Rock Hill began in 1851 as a way station on the railroad from Charlotte, North Carolina to Atlanta. Having a station at that point allowed local farmers to ship cotton and other crops, and encouraged the growth of warehouses and eventually factories, mostly focused on cotton products, but branching out to other industries, including carriage-building. At the time, the most modern form of communication was the telegraph and Morse code, which the museum calls—accurately— “1800s Text Messaging.”

By the late 1800s, after the Civil War, the town continued to grow, spreading out from its original center, The biggest industries were cotton cloth, cotton thread and buggies.
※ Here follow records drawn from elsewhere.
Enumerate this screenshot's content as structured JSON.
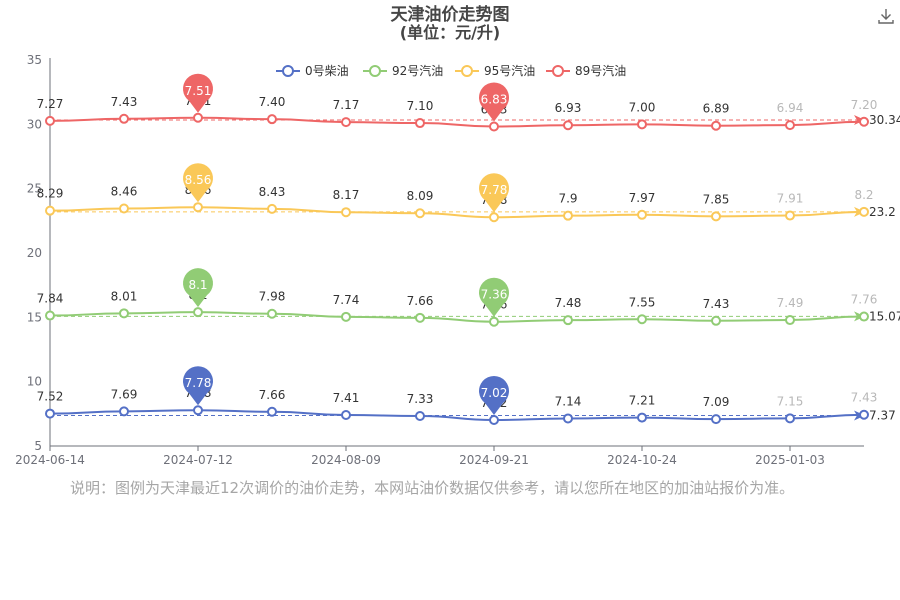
{
  "chart_data": {
    "type": "line",
    "title": "天津油价走势图",
    "subtitle": "(单位：元/升)",
    "ylim": [
      5,
      35
    ],
    "y_ticks": [
      "5",
      "10",
      "15",
      "20",
      "25",
      "30",
      "35"
    ],
    "x_tick_labels": [
      "2024-06-14",
      "2024-07-12",
      "2024-08-09",
      "2024-09-21",
      "2024-10-24",
      "2025-01-03"
    ],
    "x_tick_indices": [
      0,
      2,
      4,
      6,
      8,
      10
    ],
    "num_points": 12,
    "legend_position": "top",
    "grid": false,
    "series": [
      {
        "name": "0号柴油",
        "color": "#5470c6",
        "values": [
          7.52,
          7.69,
          7.78,
          7.66,
          7.41,
          7.33,
          7.02,
          7.14,
          7.21,
          7.09,
          7.15,
          7.43
        ],
        "labels": [
          "7.52",
          "7.69",
          "7.78",
          "7.66",
          "7.41",
          "7.33",
          "7.02",
          "7.14",
          "7.21",
          "7.09",
          "7.15",
          "7.43"
        ],
        "max_index": 2,
        "min_index": 6,
        "average": 7.37,
        "average_label": "7.37"
      },
      {
        "name": "92号汽油",
        "color": "#91cc75",
        "values": [
          7.84,
          8.01,
          8.1,
          7.98,
          7.74,
          7.66,
          7.36,
          7.48,
          7.55,
          7.43,
          7.49,
          7.76
        ],
        "labels": [
          "7.84",
          "8.01",
          "8.1",
          "7.98",
          "7.74",
          "7.66",
          "7.36",
          "7.48",
          "7.55",
          "7.43",
          "7.49",
          "7.76"
        ],
        "max_index": 2,
        "min_index": 6,
        "average": 15.07,
        "average_label": "15.07"
      },
      {
        "name": "95号汽油",
        "color": "#fac858",
        "values": [
          8.29,
          8.46,
          8.56,
          8.43,
          8.17,
          8.09,
          7.78,
          7.9,
          7.97,
          7.85,
          7.91,
          8.2
        ],
        "labels": [
          "8.29",
          "8.46",
          "8.56",
          "8.43",
          "8.17",
          "8.09",
          "7.78",
          "7.9",
          "7.97",
          "7.85",
          "7.91",
          "8.2"
        ],
        "max_index": 2,
        "min_index": 6,
        "average": 23.2,
        "average_label": "23.2"
      },
      {
        "name": "89号汽油",
        "color": "#ee6666",
        "values": [
          7.27,
          7.43,
          7.51,
          7.4,
          7.17,
          7.1,
          6.83,
          6.93,
          7.0,
          6.89,
          6.94,
          7.2
        ],
        "labels": [
          "7.27",
          "7.43",
          "7.51",
          "7.40",
          "7.17",
          "7.10",
          "6.83",
          "6.93",
          "7.00",
          "6.89",
          "6.94",
          "7.20"
        ],
        "max_index": 2,
        "min_index": 6,
        "average": 30.34,
        "average_label": "30.34"
      }
    ]
  },
  "note": "说明：图例为天津最近12次调价的油价走势，本网站油价数据仅供参考，请以您所在地区的加油站报价为准。",
  "toolbar": {
    "download_icon": "download-icon"
  }
}
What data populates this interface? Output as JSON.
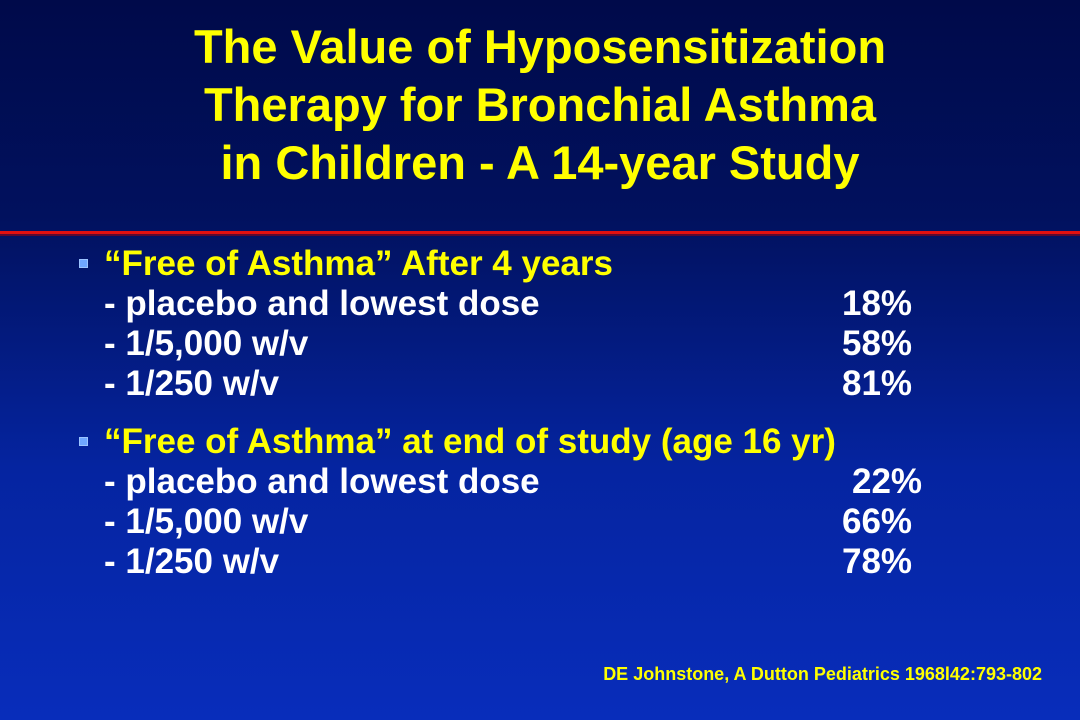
{
  "title": {
    "line1": "The Value of Hyposensitization",
    "line2": "Therapy for Bronchial Asthma",
    "line3": "in Children - A 14-year Study"
  },
  "section1": {
    "heading": "“Free of Asthma” After 4 years",
    "items": [
      {
        "label": "- placebo and lowest dose",
        "value": "18%"
      },
      {
        "label": "- 1/5,000 w/v",
        "value": "58%"
      },
      {
        "label": "- 1/250 w/v",
        "value": "81%"
      }
    ]
  },
  "section2": {
    "heading": "“Free of Asthma” at end of study (age 16 yr)",
    "items": [
      {
        "label": "- placebo and lowest dose",
        "value": "22%"
      },
      {
        "label": "- 1/5,000 w/v",
        "value": "66%"
      },
      {
        "label": "- 1/250 w/v",
        "value": "78%"
      }
    ]
  },
  "citation": "DE Johnstone, A Dutton Pediatrics 1968l42:793-802",
  "colors": {
    "title": "#ffff00",
    "heading": "#ffff00",
    "body_text": "#ffffff",
    "rule": "#e01010",
    "bullet": "#6fa7ff"
  }
}
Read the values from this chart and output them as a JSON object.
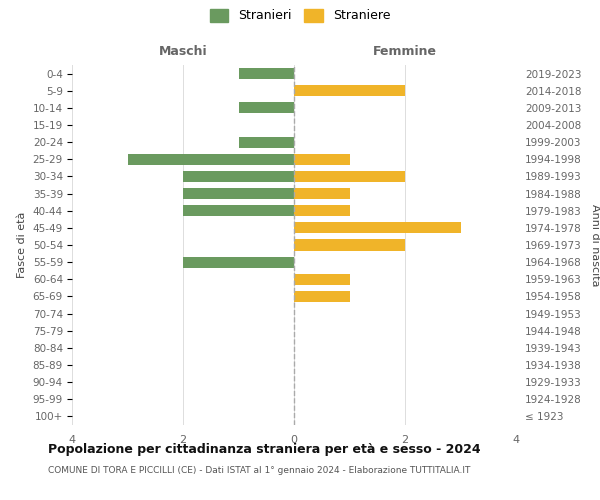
{
  "age_groups": [
    "100+",
    "95-99",
    "90-94",
    "85-89",
    "80-84",
    "75-79",
    "70-74",
    "65-69",
    "60-64",
    "55-59",
    "50-54",
    "45-49",
    "40-44",
    "35-39",
    "30-34",
    "25-29",
    "20-24",
    "15-19",
    "10-14",
    "5-9",
    "0-4"
  ],
  "birth_years": [
    "≤ 1923",
    "1924-1928",
    "1929-1933",
    "1934-1938",
    "1939-1943",
    "1944-1948",
    "1949-1953",
    "1954-1958",
    "1959-1963",
    "1964-1968",
    "1969-1973",
    "1974-1978",
    "1979-1983",
    "1984-1988",
    "1989-1993",
    "1994-1998",
    "1999-2003",
    "2004-2008",
    "2009-2013",
    "2014-2018",
    "2019-2023"
  ],
  "maschi": [
    0,
    0,
    0,
    0,
    0,
    0,
    0,
    0,
    0,
    2,
    0,
    0,
    2,
    2,
    2,
    3,
    1,
    0,
    1,
    0,
    1
  ],
  "femmine": [
    0,
    0,
    0,
    0,
    0,
    0,
    0,
    1,
    1,
    0,
    2,
    3,
    1,
    1,
    2,
    1,
    0,
    0,
    0,
    2,
    0
  ],
  "color_maschi": "#6a9a5f",
  "color_femmine": "#f0b429",
  "title": "Popolazione per cittadinanza straniera per età e sesso - 2024",
  "subtitle": "COMUNE DI TORA E PICCILLI (CE) - Dati ISTAT al 1° gennaio 2024 - Elaborazione TUTTITALIA.IT",
  "xlabel_left": "Maschi",
  "xlabel_right": "Femmine",
  "ylabel_left": "Fasce di età",
  "ylabel_right": "Anni di nascita",
  "legend_maschi": "Stranieri",
  "legend_femmine": "Straniere",
  "xlim": 4,
  "background_color": "#ffffff",
  "grid_color": "#dddddd"
}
The buggy business was operated by one of the ‘big names’ in town, John G. Anderson and his father-in-law; it was a busy enough business to turn out a complete buggy every 25 minutes at its peak; eventually, as Anderson Motor Company it became a leading southern car manufacturer. But I digress…

John Anderson, apparently a forward-looking entrepreneur, grew tired of having to cross town repeatedly between his factory and the railroad depot where supplies arrived and buggies were shipped. In 1880, having heard of the new ‘telephone’ technology, he had a single wire strung between factory and depot, and connected it to two magneto telephone—the kind you’ve seen in old movies, with a crank to power the signal over the wire.

It didn’t take long for other local businesses to recognize the advantage, and Anderson, with two partners, set up the Rock Hill Telephone Company and planned for the future by installing a switchboard that could handle up to 25 subscribers. Clearly, as forward-looking as they might have been in 1895, they underestimated the future. They did turn a tidy profit, though, and in 1912 sold the company to the Barnes family whose descendants still own it.

Shortly before the company changes hands, it changed phones in a major modernization: Phones no longer had to be cranked to power a local battery; instead, batteries installed on each line at a central office powered the lines. The new system had capacity for 300 lines, which, of course, meant bigger switchboards, and more operators to connect the calls.

By the time World War II came around, Rock Hill had 2,000 telephones. The war somewhat interrupted growth because materials needed for new phones and new lines were needed for the war, and the opportunity for many new kinds of jobs for women made it harder to keep large staffs of operators. By 1945, there were 2,500 lines, and well over a thousand would-be customers on waiting lists for service. And, as new industries grew in the area, those lists just got longer.

Super-sleuth George G took a while, but he correctly identified this One-Clue Mystery picture

All that led to two big changes: many rural customers were served by ‘party lines,’ where several numbers shared a single line, reducing time and cost for construction, and the introduction of dial service, with switches like the one above enabling customers to call each other directly without an operator needing to make the connection. Rock Hill made the change to dial in 1949; the switch above was still in service in 1987. Today, that type of switch has been replaced by electronics.

Aside from its own history, the Comporium museum has plenty of telephone-related artifacts, and a number of interactive exhibits, including an old-style phone booth with an actual working dial payphone from which (no coin required) you can call the museum’s front desk.

Outside the museum, there’s a sculpture group created as a public art commission by Carrie Gault; its title is Communication: Endless Possibilities Past, Present and Future. As described here, ” The design is composed of several figures standing around gazing at a glowing sphere.  Made with fiber optics, the sphere represents all of the potential held in the future of technology. The sphere is being held by a teacher who is surrounded by her students, each representing different technological eras.”